Voice coil motor (VCM) is widely used in the electronic products. In recent years it is a popular solution for driving and focusing the lenses of cameras of smart phones and tablet computers. By taking signals from an image signal processor (ISP), a driver IC produces the corresponding current output to drive a voice coil actuator, thus changes the lens position to reach the focus point. Since voice coil actuator changes lens position linearly for a short distance, it is widely used for precise tracking or focusing. VCM actuator can be modeled as a second order under damped system. As the size of VCM is getting smaller and the weight of VCM is getting lighter, the system damping ratio of the VCM actuator becomes smaller. When a driving current applied to the coil of VCM, the Lorentz force generated by electromagnetic force of the coil in a magnetic field from a permanent magnet moves lens linearly.
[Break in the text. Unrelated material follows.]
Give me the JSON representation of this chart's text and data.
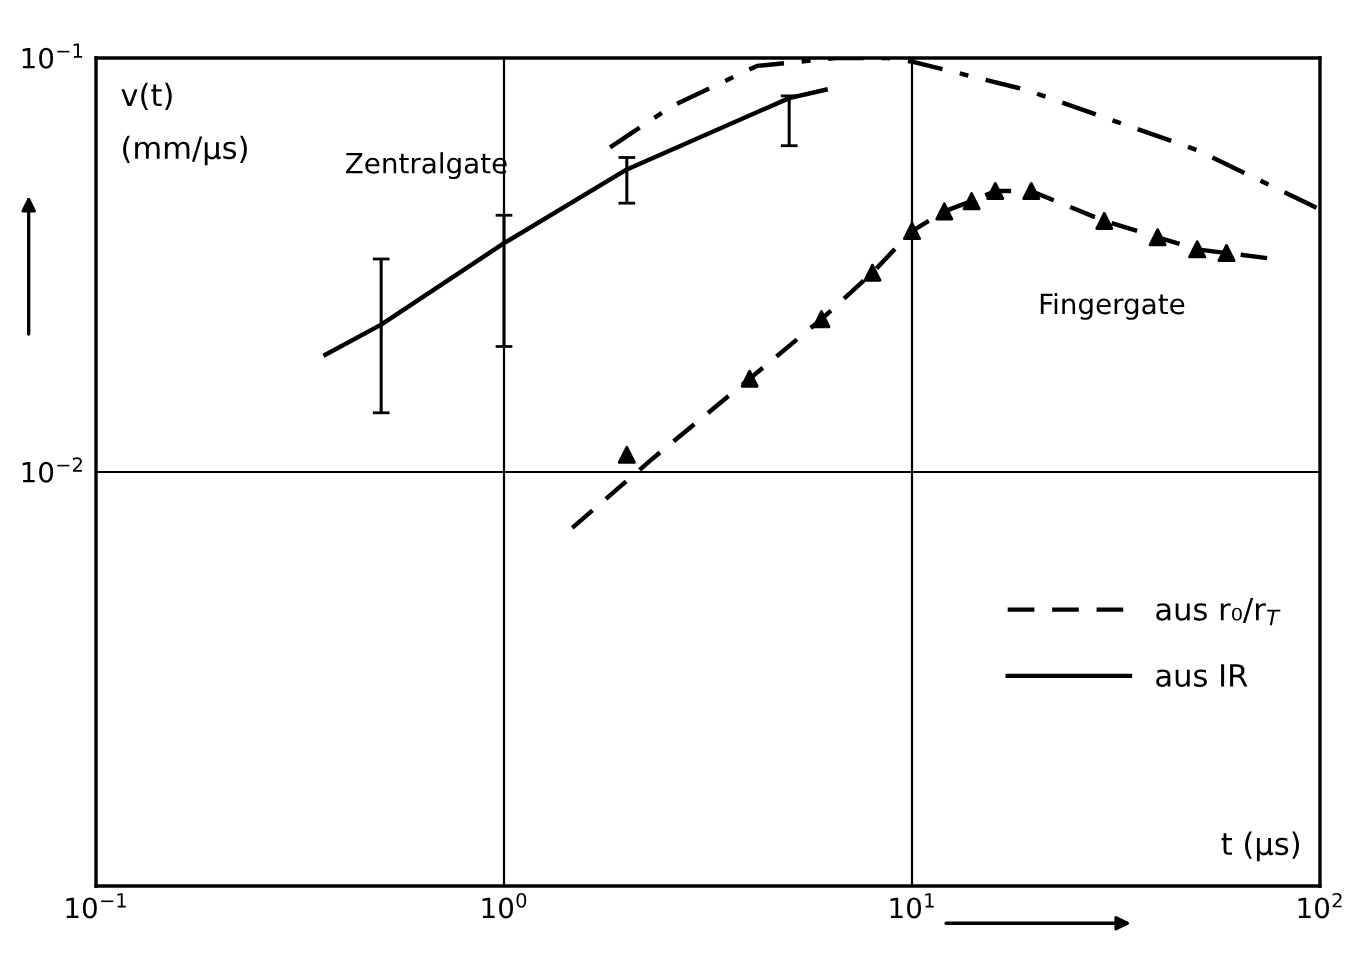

However, the VCM actuator as a second order under damped system will cause mechanical oscillation. The lens will oscillate around the final focus position for a while, leading to a long focus time for the lens. The smaller the damping ratio is, the longer the time the lens settles to its final position.
In order to develop cameras with fast focus time, several methods in the art of driving VCM actuator have been suggested and practiced to eliminate the oscillation or decrease the oscillation magnitude. For example, one can increase the system damping ratio to limit the oscillation, so as to achieve fast focus. However, increasing the system damping ratio will increase the power consumption of the driving system, decrease the battery time, and therefore it is not practical and is not adopted in a camera of a mobile system.
US Patent Application No. 20110156763 discloses a two-step driving method to achieve a fast focusing speed. This method relies on a precise knowledge about the natural frequency of each individual VCM in order to provide the amplitudes for the two step signals to form a fast system response. In practice, every coil may have a slightly different natural frequency from the targeted manufacturer's design value, deviating from an actual natural frequency may lead to residual oscillation after the lens reaches the desired position, and therefore increase actual focusing time. Furthermore, in order to implement this method without a complicated driver device design, an assumption that the damping coefficient is zero has to be made. This assumption may further depart away from an actual VCM behavior, resulting in additional factors causing the residual oscillation.
In view of the above problems of controlling mechanical oscillations in an under damped second order VCM system, there are needs to improve the settling speed of a VCM, minimize the residual oscillation, and simplify the driver device design and configuration.